O que se está a passar com as nomeações para os conselhos de administração dos hospitais é revelador de que nada mudou. É assim há 37 anos, assim continuará. Agora é o PSD a pôr e dispor, reservando umas migalhas para o CDS-PP. As mexidas são feitas ao arrepio da troika: o Memorando de Entendimento recomenda “não mexer” no que está. [estava, em Maio] Já não falo da campanha eleitoral, durante a qual Passos Coelho prometeu um futuro limpo. Como vimos, à primeira oportunidade fez disto um esgoto a céu aberto. Alega o PSD que os concursos para novos dirigentes apenas se aplicam aos institutos públicos e direcções-gerais, o que deixa de fora os hospitais, que são “entidades públicas empresariais”. Et pour cause...

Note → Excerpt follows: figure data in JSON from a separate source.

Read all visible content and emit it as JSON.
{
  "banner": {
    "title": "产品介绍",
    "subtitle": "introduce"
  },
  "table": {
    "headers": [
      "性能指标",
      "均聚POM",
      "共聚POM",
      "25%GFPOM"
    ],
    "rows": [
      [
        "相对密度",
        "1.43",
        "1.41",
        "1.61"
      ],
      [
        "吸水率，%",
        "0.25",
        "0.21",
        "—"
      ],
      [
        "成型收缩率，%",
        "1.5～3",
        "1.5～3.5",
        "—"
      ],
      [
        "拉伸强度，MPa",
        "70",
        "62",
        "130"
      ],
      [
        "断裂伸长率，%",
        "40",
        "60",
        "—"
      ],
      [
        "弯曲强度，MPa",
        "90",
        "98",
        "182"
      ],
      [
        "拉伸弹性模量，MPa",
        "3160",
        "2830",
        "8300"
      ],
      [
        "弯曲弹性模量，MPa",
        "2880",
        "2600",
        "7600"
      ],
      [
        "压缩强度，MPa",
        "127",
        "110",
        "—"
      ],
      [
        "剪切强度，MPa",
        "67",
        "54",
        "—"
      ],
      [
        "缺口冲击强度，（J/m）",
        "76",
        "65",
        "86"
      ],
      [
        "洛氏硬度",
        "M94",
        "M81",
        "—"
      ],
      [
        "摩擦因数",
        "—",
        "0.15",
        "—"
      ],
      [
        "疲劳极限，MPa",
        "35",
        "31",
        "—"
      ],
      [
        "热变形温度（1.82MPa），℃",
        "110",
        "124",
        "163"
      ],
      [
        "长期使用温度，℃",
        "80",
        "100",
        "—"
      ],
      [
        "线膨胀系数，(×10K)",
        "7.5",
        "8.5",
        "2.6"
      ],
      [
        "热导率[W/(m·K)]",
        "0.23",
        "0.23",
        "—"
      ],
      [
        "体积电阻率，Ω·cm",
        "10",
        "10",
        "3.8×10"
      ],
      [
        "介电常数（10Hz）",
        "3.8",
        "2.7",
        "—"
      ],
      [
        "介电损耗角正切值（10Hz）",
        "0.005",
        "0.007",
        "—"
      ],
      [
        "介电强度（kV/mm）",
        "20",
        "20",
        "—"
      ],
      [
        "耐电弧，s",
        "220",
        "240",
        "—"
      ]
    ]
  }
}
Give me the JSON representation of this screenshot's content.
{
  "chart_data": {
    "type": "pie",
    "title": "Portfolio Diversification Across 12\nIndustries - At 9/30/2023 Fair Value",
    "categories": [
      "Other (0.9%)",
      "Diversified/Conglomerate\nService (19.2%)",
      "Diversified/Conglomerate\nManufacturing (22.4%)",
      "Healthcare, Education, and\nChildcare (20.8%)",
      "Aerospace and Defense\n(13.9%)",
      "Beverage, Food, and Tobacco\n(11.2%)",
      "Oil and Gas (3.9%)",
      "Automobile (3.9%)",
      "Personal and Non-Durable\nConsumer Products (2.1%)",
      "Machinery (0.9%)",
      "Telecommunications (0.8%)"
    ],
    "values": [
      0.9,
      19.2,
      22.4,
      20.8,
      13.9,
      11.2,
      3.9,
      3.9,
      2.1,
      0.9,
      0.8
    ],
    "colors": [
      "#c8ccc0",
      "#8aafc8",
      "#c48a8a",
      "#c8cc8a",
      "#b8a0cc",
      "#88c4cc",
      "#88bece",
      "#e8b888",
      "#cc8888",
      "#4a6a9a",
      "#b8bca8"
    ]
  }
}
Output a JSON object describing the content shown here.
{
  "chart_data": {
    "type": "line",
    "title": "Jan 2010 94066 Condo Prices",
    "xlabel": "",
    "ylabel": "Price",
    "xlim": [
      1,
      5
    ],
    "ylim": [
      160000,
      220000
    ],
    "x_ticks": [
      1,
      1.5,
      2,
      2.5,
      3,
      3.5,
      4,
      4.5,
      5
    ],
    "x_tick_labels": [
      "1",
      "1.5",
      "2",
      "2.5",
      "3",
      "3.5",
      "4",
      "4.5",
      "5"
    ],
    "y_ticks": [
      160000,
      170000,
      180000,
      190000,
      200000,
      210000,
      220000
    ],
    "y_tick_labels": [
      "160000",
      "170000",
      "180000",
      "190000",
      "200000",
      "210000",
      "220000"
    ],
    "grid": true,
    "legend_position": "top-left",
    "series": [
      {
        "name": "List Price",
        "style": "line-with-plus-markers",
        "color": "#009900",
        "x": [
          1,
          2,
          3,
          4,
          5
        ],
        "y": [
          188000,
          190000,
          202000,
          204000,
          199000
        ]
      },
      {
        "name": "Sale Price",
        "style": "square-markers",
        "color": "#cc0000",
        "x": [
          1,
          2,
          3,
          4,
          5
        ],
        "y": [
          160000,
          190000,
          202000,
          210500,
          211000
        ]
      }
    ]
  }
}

Por exemplo, no Hospital de Viseu, que agora se chama Centro Hospitalar Viseu/Tondela, a nomeação de dois militantes do PSD para a respectiva administração gerou repulsa até no seio do CDS-PP, tendo o deputado Helder Amaral, vice-presidente do grupo parlamentar, declarado a sua indisponibilidade «para pedir sacrifícios aos portugueses e depois patrocinar o amiguismo da pior espécie que julgava ser uma prática do passado.» O senhor nasceu ontem?

Também no Centro Hospitalar do Médio Tejo, que agrega os hospitais de Tomar, Abrantes e Torres Novas, se verificaram nomeações decorrentes da filiação partidária: os novos senhores (Joaquim Esperancinha, António Lérias e João Lourenço) vieram de uma empresa de tubos de plástico com sede no Cartaxo. Comentários para quê?

Nada disto é novo. Mas no tempo de Soares, Mota Pinto, Sá Carneiro, Balsemão, Cavaco, Guterres, Barroso, Santana e Sócrates, ninguém foi ao bolso dos portugueses escudado no discurso da redenção da Pátria.